A trip down to Boston would have been a break from the chilly New Hampshire and Vermont weather. The high in the Upper Valley that day was near 40 degrees and the low was near 20. Scattered showers and flurries hit the area overnight.
Meanwhile, fans in Boston took their seats on a beautiful 60 degree day. The ceremonial first pitch was thrown by Duffy Lewis, a star of the early twentieth century and a central figure in the club’s first great dynasty. In 1912, during Fenway’s inaugural season, Lewis had made left field his domain, playing the strange embankment at the base of the wall so well that it came to be known as “Duffy’s Cliff.”
At 2:15 p.m. Dennis Eckersley, newly arrived from Cleveland, took the mound for his first start in Boston. He was not the only new face. His future NESN colleague Jerry Remy, newly acquired from the California Angels, made his debut as well. The opponent, the Texas Rangers, arrived with the same 2–3 record as Boston.
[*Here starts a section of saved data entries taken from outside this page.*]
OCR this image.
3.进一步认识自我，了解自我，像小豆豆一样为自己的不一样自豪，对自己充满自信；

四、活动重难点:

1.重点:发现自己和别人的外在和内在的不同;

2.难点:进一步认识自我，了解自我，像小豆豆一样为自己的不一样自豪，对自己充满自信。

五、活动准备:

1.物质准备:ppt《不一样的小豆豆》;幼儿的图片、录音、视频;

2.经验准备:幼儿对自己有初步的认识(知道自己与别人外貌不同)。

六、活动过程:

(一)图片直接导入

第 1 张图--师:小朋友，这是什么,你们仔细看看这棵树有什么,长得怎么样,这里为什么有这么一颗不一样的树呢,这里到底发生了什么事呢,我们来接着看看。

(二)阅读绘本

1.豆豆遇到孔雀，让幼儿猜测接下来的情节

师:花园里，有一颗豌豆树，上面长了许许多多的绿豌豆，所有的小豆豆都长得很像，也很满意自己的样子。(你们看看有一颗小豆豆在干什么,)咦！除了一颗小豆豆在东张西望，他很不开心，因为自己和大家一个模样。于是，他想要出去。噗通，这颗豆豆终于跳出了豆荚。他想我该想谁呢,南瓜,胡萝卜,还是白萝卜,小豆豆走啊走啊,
The game itself came in bursts. A home run by Fred Lynn in the fourth put Boston on the board, though they still trailed. In the seventh, George Scott drove in Carlton Fisk to tie it, a moment that briefly lifted the afternoon before Texas answered again.
In the eighth inning, the Red Sox found another opening. Butch Hobson homered, and a single from Jim Rice brought Remy home to tie the game once more. The game moved into extra innings.
There was a moment, in the top of the tenth, when the day might have turned. Eckersley, still on the mound, allowed two runners to reach with two outs. Manager Don Zimmer turned to Don Drago, who immediately threw a wild pitch, pushing both runners into scoring position. For an instant, the afternoon hung in the balance. Then Drago recovered, striking out the final batter and keeping the game alive.
In the bottom of the inning, Rice ended it with a single that brought the winning run home.
The season that followed would be remembered for the collapse and the loss to the New York Yankees that still lingers in memory. But on that afternoon, none of that had happened yet. The Red Sox had won. The crowd went home satisfied.
The heartbreak that lay ahead did not matter. Sometimes ignorance is bliss.